Mum has made it extremely clear that she does not want put in a care home but as she lacks capacity this is our only option, i physically feel sick at the thought of telling her and my brother keeps breaking down in tears, we do not want to do this to her but are wise enough to know that it's in her best interests. The decision has been made worse by the hospital informing her that she WAS being discharged back home then going back on it 24hrs later. 

We've looked at all options for keeping her home but as there is no overnight care in our area it cant happen. If anyone has any ideas that please can you share them with me....im in Scotland by the way.

  • Hi Frazzleddaughter, I'm so sorry you find yourself in this position. I do know how you're feeling, I was there with my dad 8 years ago. We'd coped for a few years, my sister and I, with carers going in 4 times a day and the two of us taking turns to go down on alternate weekends - we both lived 80 miles from dad. Eventually, after yet another fall and a night on the floor, found by the first morning carer, dad went into hospital and we knew he couldn't go home again.
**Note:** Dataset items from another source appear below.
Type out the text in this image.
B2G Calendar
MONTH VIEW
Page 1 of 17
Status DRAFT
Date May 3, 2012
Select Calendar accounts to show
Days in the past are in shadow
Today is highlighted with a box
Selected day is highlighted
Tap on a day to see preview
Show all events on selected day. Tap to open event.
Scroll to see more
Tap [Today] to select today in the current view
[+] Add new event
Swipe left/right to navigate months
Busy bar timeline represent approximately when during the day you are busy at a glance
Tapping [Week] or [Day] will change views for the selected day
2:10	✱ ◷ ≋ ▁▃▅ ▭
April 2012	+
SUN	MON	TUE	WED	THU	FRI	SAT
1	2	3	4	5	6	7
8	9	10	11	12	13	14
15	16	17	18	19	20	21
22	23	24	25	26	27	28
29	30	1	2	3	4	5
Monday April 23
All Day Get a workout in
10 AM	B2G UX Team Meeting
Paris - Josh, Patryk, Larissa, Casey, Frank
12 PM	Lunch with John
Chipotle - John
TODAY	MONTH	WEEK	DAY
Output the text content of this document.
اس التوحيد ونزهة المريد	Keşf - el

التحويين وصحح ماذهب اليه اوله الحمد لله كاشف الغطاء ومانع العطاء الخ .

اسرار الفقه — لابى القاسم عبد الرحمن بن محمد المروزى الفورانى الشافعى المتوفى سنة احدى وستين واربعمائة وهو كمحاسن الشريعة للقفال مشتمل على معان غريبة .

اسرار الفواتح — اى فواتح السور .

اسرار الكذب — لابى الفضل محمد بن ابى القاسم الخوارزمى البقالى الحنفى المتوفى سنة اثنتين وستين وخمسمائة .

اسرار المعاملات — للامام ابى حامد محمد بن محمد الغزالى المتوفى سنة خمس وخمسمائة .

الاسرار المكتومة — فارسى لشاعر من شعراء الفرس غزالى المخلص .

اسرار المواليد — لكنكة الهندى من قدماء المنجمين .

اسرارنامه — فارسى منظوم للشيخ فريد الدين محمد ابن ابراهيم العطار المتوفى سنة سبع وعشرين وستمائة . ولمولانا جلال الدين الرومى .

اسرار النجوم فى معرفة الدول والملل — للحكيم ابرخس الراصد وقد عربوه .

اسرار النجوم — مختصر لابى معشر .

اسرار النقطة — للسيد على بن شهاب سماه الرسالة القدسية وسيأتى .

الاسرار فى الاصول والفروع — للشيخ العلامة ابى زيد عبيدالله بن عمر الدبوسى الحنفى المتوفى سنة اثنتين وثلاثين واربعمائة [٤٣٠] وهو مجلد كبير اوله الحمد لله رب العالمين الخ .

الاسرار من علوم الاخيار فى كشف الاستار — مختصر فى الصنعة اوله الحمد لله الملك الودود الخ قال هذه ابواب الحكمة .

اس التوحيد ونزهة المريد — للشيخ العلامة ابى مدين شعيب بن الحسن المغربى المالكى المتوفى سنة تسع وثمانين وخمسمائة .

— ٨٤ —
    Dad was exactly the same as your mum, very upset about the thought of a care home. But we had to make him understand that he had to go. We did say it would 'only be for a while, until he got back on his feet'. We knew that couldn't happen, but it did get him there. We had some difficult days but dad did settle very well. He was looked after with love and wonderful care for his final three years and we never regretted thr move. It was so nice to be able to visit as his daughters and spend time with him, rather than having to tackle the cleaning, shopping, laundry, etc.

    Very best wishes to you and your mum. I hope whatever you decide works out well.

  • Thank you so much for the reply, it's a comfort knowing there's more people out there going through the exact same thing.